When the next nearby supernova goes off, any gamma-ray telescope pointing in the right direction might be treated to more than a light show – it could quickly confirm the existence of one of the most promising dark matter candidates.
Astrophysicists at the University of California, Berkeley predict that within the first 10 seconds of a supernova, enough hypothetical particles called axions could be emitted to prove they exist in a relative blink.
Given the years it might take to chance upon a convincing number through other means, catching an axion windfall in a close-by star collapse would be like winning the physics lottery.
Of course, that detection requires that we have a gamma-ray telescope looking in the vicinity of such an explosion at just the right time. Currently that job falls solely on the Fermi Space Telescope, which still only has a 1 in 10 chance of catching the show.
So, the researchers propose launching the GALactic AXion Instrument for Supernova (GALAXIS) – a fleet of gamma-ray satellites that can watch 100 percent of the sky at all times. The detection or absence of axions during a supernova could be equally valuable outcomes, but there's a time crunch.

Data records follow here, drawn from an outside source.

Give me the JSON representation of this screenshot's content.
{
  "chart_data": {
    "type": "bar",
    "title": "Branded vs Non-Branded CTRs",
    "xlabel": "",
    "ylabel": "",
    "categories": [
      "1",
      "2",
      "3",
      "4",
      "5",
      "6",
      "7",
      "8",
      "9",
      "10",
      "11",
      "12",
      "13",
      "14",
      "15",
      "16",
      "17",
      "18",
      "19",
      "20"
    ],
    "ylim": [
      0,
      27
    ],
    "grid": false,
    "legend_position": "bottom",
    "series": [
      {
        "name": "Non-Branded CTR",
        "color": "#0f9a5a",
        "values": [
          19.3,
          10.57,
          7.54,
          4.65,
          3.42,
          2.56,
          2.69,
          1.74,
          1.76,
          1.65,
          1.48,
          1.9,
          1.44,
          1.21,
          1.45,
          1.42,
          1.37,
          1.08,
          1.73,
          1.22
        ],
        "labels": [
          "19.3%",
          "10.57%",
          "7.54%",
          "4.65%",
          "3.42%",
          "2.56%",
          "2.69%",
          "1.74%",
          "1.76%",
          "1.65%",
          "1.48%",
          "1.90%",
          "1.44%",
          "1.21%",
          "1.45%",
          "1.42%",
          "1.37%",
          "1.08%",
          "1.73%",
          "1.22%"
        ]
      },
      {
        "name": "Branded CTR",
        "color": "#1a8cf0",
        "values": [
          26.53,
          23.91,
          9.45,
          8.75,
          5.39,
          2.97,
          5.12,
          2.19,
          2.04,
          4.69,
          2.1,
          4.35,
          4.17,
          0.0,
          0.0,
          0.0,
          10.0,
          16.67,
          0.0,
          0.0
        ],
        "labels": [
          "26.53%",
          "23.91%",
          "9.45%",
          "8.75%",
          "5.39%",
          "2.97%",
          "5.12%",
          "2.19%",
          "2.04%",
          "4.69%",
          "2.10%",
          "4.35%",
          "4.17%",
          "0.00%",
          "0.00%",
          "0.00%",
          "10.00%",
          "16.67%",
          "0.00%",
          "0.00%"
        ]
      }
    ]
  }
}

"I think all of us on this paper are stressed about there being a next supernova before we have the right instrumentation," says Benjamin Safdi, associate professor of physics at UC Berkeley.
"It would be a real shame if a supernova went off tomorrow and we missed an opportunity to detect the axion – it might not come back for another 50 years."
Axions were first hypothesized in the 1970s as a potential solution to a physics puzzle unrelated to dark matter, the strong CP problem. These particles are predicted to have a very tiny mass, no electric charge, and be extremely abundant across the Universe.
It was only later that other physicists realized some of their properties – such as the way they clump together, and mostly interact with other matter through gravity – made them a good candidate for dark matter. Most importantly, one predicted property could make them detectable.
In strong magnetic fields, axions should occasionally decay into photons, so detecting extra light near these fields could give them away. This has been the basis of lab experiments and astronomical observations for decades, allowing scientists to whittle down the range of masses axions might have.
Neutron stars are among the most promising places to look for them. Their intense physics should produce huge amounts of axions, and even better, the strong magnetic fields should convert some of them into detectable photons.
In the new paper, the UC Berkeley team calculates that the best time to find axions around a neutron star might actually be at its birth – when a massive star explodes as a supernova. New simulations suggest that a burst of axions would be produced during the first 10 seconds after the star's collapse, and the resulting gamma-ray burst could reveal a lot of detail.
The team calculated that a particular type of axion, called a quantum chromodynamics (QCD) axion, would be detectable through this method if it has a mass higher than 50 micro-electronvolts, which is just one 10-billionth the mass of an electron.
If axions do turn out to exist, they could be one of the handiest little particles ever found. In one fell swoop they could help us unlock dark matter, the strong CP problem, string theory, and the matter/antimatter imbalance.
The hypothesis is ready for testing – now we just have to wait until the next nearby supernova. It could happen today, or in another decade's time, and if Fermi is watching the right patch of sky we could answer some of science's most profound questions within seconds.
"The best-case scenario for axions is Fermi catches a supernova," says Safdi.
"The chance of that is small. But if Fermi saw it, we'd be able to measure its mass. We'd be able to measure its interaction strength. We'd be able to determine everything we need to know about the axion, and we'd be incredibly confident in the signal because there's no ordinary matter which could create such an event."
The research was published in the journal Physical Review Letters.